L’Inde, qui vante son multialignement stratégique, fait aussi partie de l’alliance QUAD, un partenariat de sécurité avec l’Australie, le Japon et les États-Unis. L’Égypte et les Émirats se rapprochent de la Chine, tout en œuvrant avec les États-Unis et Israël sur la sécurité régionale. Le Brésil – fervent partisan de la dédollarisation – dépend encore fortement des États-Unis, son deuxième partenaire commercial (derrière la Chine).
« Ces pays ne sont pas anti-Occident, mais ils critiquent l’ordre actuel et ne veulent pas mettre tous leurs œufs dans le même panier », a déclaré M. Shidore.
Mais tous considèrent le BRICS comme une assurance géopolitique, dans un monde en mutation, et une protection contre l’imprévisibilité des États-Unis.
L’élection présidentielle et son résultat imprévisible ajoutent à cette inquiétude, note M. Patrick : « Les États-Unis ont prouvé que leur politique étrangère peut faire un virage à 180 degrés, en fonction de l’occupant de la Maison-Blanche. »
Que veut la Chine ?
La Chine, qui promeut l’expansion du BRICS, est la puissance officieuse du groupe. « Rien ne se passe au sein du BRICS qui aille à l’encontre des intérêts nationaux de la Chine », affirme Jacob Kirkegaard, chercheur à l’Institut Peterson pour l’économie internationale.
La Chine et la Russie sont proches, même si elles se disputent parfois leur influence.
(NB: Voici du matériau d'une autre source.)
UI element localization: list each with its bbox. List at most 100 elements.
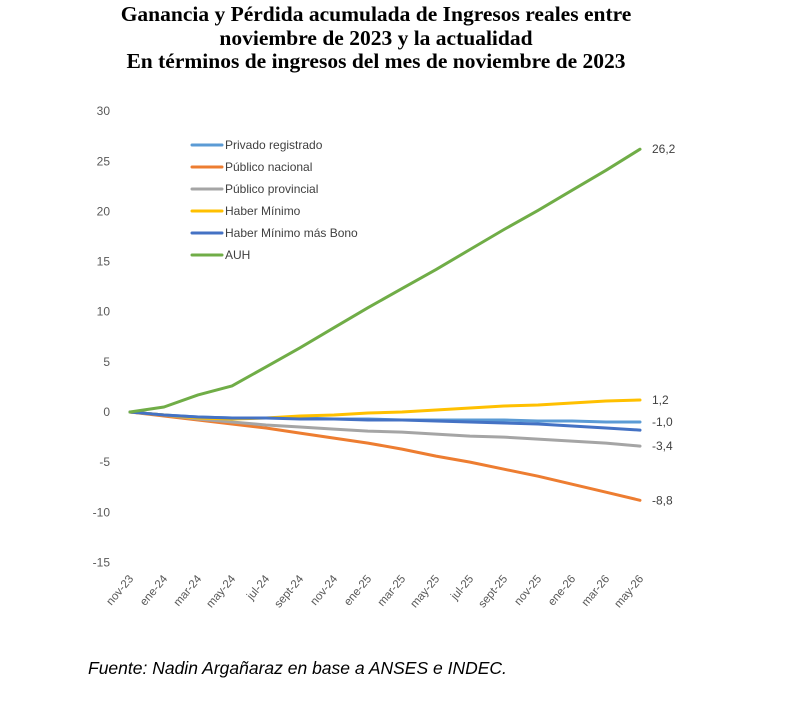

La Chine a été un partenaire commercial clé de la Russie pendant la guerre en Ukraine. Récemment, ces deux pays se sont montrés plus audacieux : leurs armées ont organisé des exercices conjoints près des États-Unis, du Japon et de Taïwan.
La Chine achète aussi presque toutes les exportations de pétrole de l’Iran. Toute réduction d’approvisionnement en provenance d’Iran – en raison d’une attaque d’Israël – obligerait la Chine à se tourner vers les marchés mondiaux pour compenser.
Cet article a été publié dans le New York Times.